Nationally, 70% of businesses consider it “important” or “very important” for employees to have some Internet skills. Many Ohio adults lack the digital skills that employers are seeking — one in eight Ohio households that do not subscribe to broadband cite a lack of digital literacy skills as a main reason for not subscribing.
“In Columbus, we don’t have a problem creating jobs.
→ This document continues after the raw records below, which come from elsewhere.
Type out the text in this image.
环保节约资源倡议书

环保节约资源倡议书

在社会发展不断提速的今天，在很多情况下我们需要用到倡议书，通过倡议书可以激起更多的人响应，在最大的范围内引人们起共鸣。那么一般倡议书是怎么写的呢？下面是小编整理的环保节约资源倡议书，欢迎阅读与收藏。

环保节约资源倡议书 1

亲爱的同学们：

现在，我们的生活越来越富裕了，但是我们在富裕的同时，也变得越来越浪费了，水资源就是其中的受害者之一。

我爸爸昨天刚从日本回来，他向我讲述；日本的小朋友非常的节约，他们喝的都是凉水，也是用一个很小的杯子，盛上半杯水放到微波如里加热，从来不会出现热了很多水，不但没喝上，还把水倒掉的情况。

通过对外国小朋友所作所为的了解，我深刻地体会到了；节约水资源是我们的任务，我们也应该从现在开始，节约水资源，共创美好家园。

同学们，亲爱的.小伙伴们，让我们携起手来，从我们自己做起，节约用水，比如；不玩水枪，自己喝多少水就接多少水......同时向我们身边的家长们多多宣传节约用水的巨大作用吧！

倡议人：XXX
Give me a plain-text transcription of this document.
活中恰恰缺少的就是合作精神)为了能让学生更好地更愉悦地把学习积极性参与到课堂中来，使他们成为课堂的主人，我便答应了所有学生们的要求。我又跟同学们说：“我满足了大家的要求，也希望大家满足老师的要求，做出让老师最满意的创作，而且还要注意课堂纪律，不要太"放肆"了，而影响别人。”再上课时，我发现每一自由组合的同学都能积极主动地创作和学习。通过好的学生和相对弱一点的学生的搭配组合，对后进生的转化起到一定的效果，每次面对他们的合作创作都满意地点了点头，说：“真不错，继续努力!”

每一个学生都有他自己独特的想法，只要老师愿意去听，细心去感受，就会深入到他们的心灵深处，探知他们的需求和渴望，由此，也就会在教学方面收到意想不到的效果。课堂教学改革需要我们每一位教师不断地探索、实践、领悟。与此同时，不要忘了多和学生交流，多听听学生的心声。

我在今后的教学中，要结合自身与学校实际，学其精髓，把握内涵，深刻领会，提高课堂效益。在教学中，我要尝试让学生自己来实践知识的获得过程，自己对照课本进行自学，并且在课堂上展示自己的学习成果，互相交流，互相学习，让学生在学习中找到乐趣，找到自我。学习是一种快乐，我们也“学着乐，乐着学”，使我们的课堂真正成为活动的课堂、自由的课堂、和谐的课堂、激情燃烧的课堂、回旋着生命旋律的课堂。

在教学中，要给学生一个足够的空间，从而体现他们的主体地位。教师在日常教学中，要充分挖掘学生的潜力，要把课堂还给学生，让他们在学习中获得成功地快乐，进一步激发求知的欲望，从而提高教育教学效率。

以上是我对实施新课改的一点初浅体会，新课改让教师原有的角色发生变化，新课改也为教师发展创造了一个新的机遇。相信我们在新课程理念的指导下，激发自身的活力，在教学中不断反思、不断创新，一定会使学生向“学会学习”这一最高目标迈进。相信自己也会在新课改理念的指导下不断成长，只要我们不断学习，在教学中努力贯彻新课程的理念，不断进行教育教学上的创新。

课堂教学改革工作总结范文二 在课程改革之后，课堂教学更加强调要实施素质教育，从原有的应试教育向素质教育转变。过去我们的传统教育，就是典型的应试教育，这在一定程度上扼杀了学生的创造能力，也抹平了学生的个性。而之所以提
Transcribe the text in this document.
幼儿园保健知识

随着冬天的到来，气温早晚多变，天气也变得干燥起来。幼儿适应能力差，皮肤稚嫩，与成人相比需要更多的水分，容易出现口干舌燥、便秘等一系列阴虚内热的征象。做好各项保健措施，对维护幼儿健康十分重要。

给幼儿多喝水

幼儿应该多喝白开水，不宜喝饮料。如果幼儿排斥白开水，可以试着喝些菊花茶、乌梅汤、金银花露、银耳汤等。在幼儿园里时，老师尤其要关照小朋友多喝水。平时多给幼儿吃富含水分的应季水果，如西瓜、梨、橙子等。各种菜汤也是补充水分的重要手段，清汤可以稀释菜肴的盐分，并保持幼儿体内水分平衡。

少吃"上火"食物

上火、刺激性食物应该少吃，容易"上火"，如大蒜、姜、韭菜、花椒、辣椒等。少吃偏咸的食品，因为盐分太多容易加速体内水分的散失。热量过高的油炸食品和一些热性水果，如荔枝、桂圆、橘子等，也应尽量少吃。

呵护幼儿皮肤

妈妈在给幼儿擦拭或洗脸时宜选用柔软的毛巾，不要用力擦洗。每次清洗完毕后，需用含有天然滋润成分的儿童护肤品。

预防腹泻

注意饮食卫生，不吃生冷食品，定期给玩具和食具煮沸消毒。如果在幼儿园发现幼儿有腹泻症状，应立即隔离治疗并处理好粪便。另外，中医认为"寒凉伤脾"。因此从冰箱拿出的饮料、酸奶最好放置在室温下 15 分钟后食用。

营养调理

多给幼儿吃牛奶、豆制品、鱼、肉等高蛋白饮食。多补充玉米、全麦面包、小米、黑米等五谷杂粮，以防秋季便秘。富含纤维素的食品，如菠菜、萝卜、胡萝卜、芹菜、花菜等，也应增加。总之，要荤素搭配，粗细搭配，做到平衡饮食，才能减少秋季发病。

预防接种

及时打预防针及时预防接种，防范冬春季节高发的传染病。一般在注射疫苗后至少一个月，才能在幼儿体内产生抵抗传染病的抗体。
We have a problem filling jobs,” said Mayor Michael B. Coleman. “We must train our people to give them skills that will allow them to participate in our economic success.”
Of the 7.2 million Ohio adults below retirement age, 38% say they would have difficulty completing at least one of the following tasks:
• Creating or editing a spreadsheet (33%)
• Going online using a mobile device (14%)
• Using word processing software (13%)
• Sending or receiving an e-mail (7%) without assistance.
That represents more than 2.7 million working-age Ohio adults who would have difficulty in performing at least one of these tasks.
“Providing Ohioans with basic digital literacy training and connecting them to the Internet delivers the opportunity needed to bridge the ‘digital divide’ and allows for Ohioans to compete on a national and global level,” said Stu Johnson, executive director of Connect Ohio. “Technical skills in the workplace have already become a requirement and the trend towards a virtual workplace has taken off and will only continue to grow. The proper technical skills can provide anyone, regardless of location, a wealth of endless career opportunities.”
Additional key findings from this report include:
• Nationally, 70% of businesses consider it “important” or “very important” for employees to have some Internet related skills, yet 40% report that they have a difficult time finding employees with the necessary technical skills.
• Many Ohio adults lack the digital skills that employers are seeking — one in eight Ohio households that do not subscribe to broadband cite a lack of digital literacy skills as their main reasons for not subscribing.
• More than 2.7 million working-age Ohio adults would have difficulty completing computer-related tasks that many employers require.
• One in three working-age Ohio adults (33% of adults age 18-64) say it would be “difficult” or “very difficult” for them to use a computer to create or edit a spreadsheet without assistance from someone else.